How to choose a patient:
A patient should be chosen depending upon 4P's:
P – Pathology
P – Point of depth required
P – Patients skin
P – Previous peeling agents
Many peels like mandelic acid, kojic acid, lactic acid, citric acid and many more have been introduced in the market which are also available in combination. These peels are not only more skin friendly but also more patient friendly. They have buffering agents like licorice extract and willow bark extract to minimize irritation to skin and antioxidants to infuse the skin with restorative nutrients. The change in the skin often occurs at cellular level and are not noticeable to the naked presence making it more popular among busy patients who are seeking effective treatments quickly with little or no downtime.
Benefits of chemical peels:
• The skin becomes noticeably smoother and rejuvenated.
• It reduces pigmentation, improves dull and uneven skin tone, reduces signs of photoagaing, acne and enlarged pores.
• Removes dead and damaged skin cells and improvements skin texture
• Helps in removal of tan
• Skin becomes brighter and more viable because chemical peels not only cause re-epithelialization of the epidermis but also collagen remodeling.
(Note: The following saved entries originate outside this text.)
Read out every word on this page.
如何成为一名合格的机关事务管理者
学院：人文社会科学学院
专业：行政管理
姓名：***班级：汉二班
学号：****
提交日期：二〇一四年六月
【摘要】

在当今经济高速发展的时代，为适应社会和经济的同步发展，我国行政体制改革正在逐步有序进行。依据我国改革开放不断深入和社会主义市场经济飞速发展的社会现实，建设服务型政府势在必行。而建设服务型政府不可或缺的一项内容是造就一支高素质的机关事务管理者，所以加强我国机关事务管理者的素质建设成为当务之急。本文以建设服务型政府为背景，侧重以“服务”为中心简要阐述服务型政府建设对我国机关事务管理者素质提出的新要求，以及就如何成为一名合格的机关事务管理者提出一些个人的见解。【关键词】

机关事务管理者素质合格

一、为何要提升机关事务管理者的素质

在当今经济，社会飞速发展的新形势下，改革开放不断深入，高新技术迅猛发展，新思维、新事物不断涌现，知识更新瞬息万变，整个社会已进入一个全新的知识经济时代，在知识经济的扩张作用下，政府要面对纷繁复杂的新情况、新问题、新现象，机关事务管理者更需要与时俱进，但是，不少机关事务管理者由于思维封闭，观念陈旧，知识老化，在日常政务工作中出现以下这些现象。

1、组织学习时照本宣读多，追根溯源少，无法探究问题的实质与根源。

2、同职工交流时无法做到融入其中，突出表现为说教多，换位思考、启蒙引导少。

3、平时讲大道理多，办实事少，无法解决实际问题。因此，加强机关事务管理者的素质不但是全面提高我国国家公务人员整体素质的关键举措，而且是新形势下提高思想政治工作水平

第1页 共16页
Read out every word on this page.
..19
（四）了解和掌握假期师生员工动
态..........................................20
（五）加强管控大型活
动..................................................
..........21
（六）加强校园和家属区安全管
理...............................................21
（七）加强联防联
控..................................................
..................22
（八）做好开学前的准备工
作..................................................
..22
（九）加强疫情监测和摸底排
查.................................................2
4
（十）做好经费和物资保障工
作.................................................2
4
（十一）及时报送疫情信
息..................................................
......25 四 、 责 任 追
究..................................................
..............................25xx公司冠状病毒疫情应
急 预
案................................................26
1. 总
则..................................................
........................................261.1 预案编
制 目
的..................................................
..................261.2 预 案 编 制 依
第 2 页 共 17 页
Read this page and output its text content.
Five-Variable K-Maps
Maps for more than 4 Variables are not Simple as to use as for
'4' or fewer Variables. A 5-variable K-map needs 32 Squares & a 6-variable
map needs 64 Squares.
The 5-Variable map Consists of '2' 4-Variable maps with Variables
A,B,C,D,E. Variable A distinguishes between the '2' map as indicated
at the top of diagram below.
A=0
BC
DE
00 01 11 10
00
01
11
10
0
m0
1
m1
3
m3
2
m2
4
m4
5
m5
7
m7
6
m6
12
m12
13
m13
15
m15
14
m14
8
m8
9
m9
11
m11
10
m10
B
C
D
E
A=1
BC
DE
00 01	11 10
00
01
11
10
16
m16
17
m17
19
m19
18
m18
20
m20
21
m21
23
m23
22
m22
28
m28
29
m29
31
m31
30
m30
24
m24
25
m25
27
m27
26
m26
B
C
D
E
Pre peel and post peel precautions:
• Patient has to be motivated enough to get multiple segments of the peel (4-8, depending on the indication and type of peel) every 2-3 weeks to get the desired result.
• Patient should not wax, bleach, scrub, shave (the same day) or get any other aesthetic procedure like microdermabrasion, ipl, derma-roller one day before the chemical peel procedure. A gap of atleast 7 days before and after the peel should be maintained.
• Patient should use a mild soap / non soap cleanser after the peel
• Broad spectrum sunscreen and moisturizer should be used liberally, atleast 2-3 times a day and sun exposure should be avoided.
• Patient should be strictly prohibited from scratching, picking or scrubbing the skin.
Take home message:
Chemical peeling is a simple office procedure for the treatment of acne, pigmentation, skin rejuvenation and photoageing. These are not one time procedures but require 6-8 sessions and maintenance peels to achieve maximum improvement and prevent recurrences. The newer peels are safer and effective.